Katja Kipping setzt sich schon seit Jahren fürs Grundeinkommen ein, und interessant ist auch, wie sie ihre Erfahrungen an der Uni um 1997 beschreibt - "Entpolitisierung und Cäsarismus" heißen die betr. Seiten. Hoffentlich gibt es das Buch in vielen Stadtbüchereien. Ein Argument, grade gegen die wenig demokratische Medienkreischerei, Katja Kippings ist, daß man z.B. auch mit 50 oder 60 mit dem Grundeinkommen die eigene Bildung vergrößern kann. Neu studieren zum Beispiel...all das durchschauen lernen, das man täglich wie in einem großen Trichter ins Hirn geblasen bekommt, ja gar nicht ungeschickt, nur unendlich übertrieben... Es gibt viele Argumente für ein Grundeinkommen. Das "Faulheit"-Argument von BWL-Student ist eines, das die Medien tatsächlich immer wieder wiederholen werden, sobald das Grundeinkommensbewegung so groß sein wird, daß es "zur Wahl" stehen wird. Das noch länger zu verdrängen, wie es Intellektuelle der letzten Jahre so gerne taten, in ihren solipsistischen Spielchen und Posen, wird nicht verhindern, daß die Medien damit gegen Grundeinkommen stänkern werden. Insofern freuen mich auch Kommentare wie von BWL Student - es ist gut, seine Gegner zu kennen, statt sie schönzureden oder zu unterschätzen. Alles, was BWL Student hier sagt, wurde im Grunde 2008 von der Realität widerlegt, aber da die Opposition nicht mehr stark genug ist, wird all das weiter behauptet.

Dipl.-Kfm. hat gesagt…

Grundeinkommen schafft Wachstum

Die von "BWL-Student" vertretenen neoklassischen/neoliberalen Thesen sind höchst umstritten, um nicht zu sagen falsch. Gerade die neoliberale Wirtschaftspolitik nach dem Motto "die Märkte regulieren sich selbst, und jeder staatliche Eingriff ist schädlich" hat die jetzige Wirtschafts- und Finanzkrise verursacht.

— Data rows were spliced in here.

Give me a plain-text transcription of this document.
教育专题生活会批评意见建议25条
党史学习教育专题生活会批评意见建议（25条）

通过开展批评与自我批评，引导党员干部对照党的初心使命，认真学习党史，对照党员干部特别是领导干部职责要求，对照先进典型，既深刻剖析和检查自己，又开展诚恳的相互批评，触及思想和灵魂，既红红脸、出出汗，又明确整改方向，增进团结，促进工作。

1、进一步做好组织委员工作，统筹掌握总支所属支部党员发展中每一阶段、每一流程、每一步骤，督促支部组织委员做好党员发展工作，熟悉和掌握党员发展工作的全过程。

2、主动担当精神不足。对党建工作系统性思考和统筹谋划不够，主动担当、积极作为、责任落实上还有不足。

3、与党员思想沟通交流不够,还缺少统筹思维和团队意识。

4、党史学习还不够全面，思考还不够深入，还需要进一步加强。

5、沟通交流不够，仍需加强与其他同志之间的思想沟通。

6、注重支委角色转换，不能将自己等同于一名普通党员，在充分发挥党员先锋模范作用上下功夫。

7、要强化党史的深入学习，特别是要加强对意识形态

Im ersten Semester VWL lernt man, woraus sich das Bruttoinlandsprodukt im wesentlichen zusammensetzt:

Konsumausgaben (Privathaushalte)
Private Konsumausgaben (Staat)
Investitionen
Außenbeitrag (Exporte minus Importe)

Ein bedingungsloses Grundeinkommen ist - genauso wie z.B. die Abwrackprämie - nachfrageorientierte Wirtschaftspolitik, die den privaten Konsum nachhaltig fördert und stützt und damit auch eine Stütze für das Bruttoinlandsprodukt darstellt. Da die deutsche Wirtschaft ohnehin zu exportabhängig lastig ist, ist die Stützung des privaten Konsums äußerst wichtig.

Steuererleichterungen für Unternehmen, Selbständige und Besserverdienende hingegen verpuffen größtenteils, weil sie vor allem zu einer erhöhten Ersparnis führen - und nur in geringem Maße zu höheren Investitionen und höherem privaten Konsum.

Stichpunkt Wettbewerbsfähigkeit deutscher Unternehmen: man darf sich nicht ausschließlich auf die Exporte verlassen. Es ist ebenso im gesamtwirtschaftlichen Interesse, den privaten Konsum zu fördern und zu stabilisieren, und zwar nachhaltig - durch ein bedingungsloses Grundeinkommen!